If I have an Article that would normally be in the “Finance” section, but which also is related to some current event, then I was wondering if it would be okay to have my “Article Summary (w link)” in the “Finance” section and put it in the “In The News” section as well.

I don’t see a problem with that. In fact, I think it’s an excellent idea. Those who come to your site looking for “Finance” may not find it “In the News” and vice versa. Your plan helps your visitors have a better experience by quickly directing them to where they want to go. :slight_smile:

That was my thinking!

But, I don’t know if I see other websites like the NY Times, LA Times, USA Today, CNN, etc doing this. Then again, they have loyal readerships, and probably don’t need the cross-referencing as much as I do.

Thanks,

Debbie

From a pure usability standpoint, you should definitely put the article under both categories if you think the audience for each category is going to like the article.
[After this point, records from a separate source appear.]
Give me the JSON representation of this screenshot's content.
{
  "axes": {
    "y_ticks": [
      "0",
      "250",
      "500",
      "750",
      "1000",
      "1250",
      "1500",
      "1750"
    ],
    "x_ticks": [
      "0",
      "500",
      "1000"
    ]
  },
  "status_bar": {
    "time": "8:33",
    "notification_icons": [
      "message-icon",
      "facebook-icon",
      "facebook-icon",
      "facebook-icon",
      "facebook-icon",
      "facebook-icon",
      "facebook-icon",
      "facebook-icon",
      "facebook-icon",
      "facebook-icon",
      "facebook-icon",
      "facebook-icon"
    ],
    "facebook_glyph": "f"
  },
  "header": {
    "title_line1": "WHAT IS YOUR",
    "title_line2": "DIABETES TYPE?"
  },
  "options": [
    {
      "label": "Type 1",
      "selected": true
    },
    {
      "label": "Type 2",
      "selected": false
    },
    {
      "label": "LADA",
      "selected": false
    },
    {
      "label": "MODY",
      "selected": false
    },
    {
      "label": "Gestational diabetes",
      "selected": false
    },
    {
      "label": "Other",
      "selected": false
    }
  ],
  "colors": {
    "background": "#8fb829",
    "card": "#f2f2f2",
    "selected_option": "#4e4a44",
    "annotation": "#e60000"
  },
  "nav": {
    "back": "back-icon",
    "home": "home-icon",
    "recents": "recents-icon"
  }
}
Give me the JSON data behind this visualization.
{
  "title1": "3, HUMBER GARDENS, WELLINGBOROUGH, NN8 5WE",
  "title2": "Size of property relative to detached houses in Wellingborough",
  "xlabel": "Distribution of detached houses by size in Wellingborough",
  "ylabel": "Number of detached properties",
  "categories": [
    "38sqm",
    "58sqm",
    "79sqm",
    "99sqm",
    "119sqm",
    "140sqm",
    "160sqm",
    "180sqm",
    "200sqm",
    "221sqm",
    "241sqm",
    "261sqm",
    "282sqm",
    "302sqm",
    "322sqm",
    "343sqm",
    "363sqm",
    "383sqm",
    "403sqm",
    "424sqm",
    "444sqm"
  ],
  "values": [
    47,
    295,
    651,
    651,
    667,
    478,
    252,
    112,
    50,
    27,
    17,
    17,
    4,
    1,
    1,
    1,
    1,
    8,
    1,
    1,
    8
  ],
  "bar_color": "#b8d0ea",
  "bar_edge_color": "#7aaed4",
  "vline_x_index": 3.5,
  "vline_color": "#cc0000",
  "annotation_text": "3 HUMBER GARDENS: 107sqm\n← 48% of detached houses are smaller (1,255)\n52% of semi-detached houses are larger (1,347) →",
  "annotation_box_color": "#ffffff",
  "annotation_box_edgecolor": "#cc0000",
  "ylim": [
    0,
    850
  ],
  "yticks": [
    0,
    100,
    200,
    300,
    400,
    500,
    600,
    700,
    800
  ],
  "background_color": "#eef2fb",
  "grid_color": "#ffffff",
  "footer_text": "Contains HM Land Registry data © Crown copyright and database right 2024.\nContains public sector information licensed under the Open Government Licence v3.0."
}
As for major publications that do this, check out Entrepreneur.com (not the biggest publication but it’s one of my favorite :slight_smile: ):
http://www.entrepreneur.com/marketing/index.html
http://www.entrepreneur.com/marketing/onlinemarketing/index.html

Even if you look at things from the SEO standpoint, the issue of duplicate content will not arise if the category key is not included in the article URL:
hxxp://www.entrepreneur.com/marketing/xxxxxx.html (duplicate content issue may arise if placed in multiple categories as the “marketing” part of the URL will be different, creating two duplicated copies when the article is placed under another category simultaneously) as compared to
hxxp://www.entrepreneur.com/xxxxxx.html (no duplicate content issue).

Yes having same content in two places is bad. Google crawlers count it is as a spam issue.

You couldn’t possibly have read through this thread and come up with that answer. You can’t spam your own website. The question here is 'two places in her website, not two places on the www. Please take the time to read through a thread before you offer suggestions. While you’re reading, you might also like to take the time to read the Content Announcement at the top of this section and the forum guidelines stickied !IMPORTANT at the top of this forum. Had you done that, you would have known that this section of SitePoint is committed to adding good content for visitors, not for Google… even though it ends up being the same thing.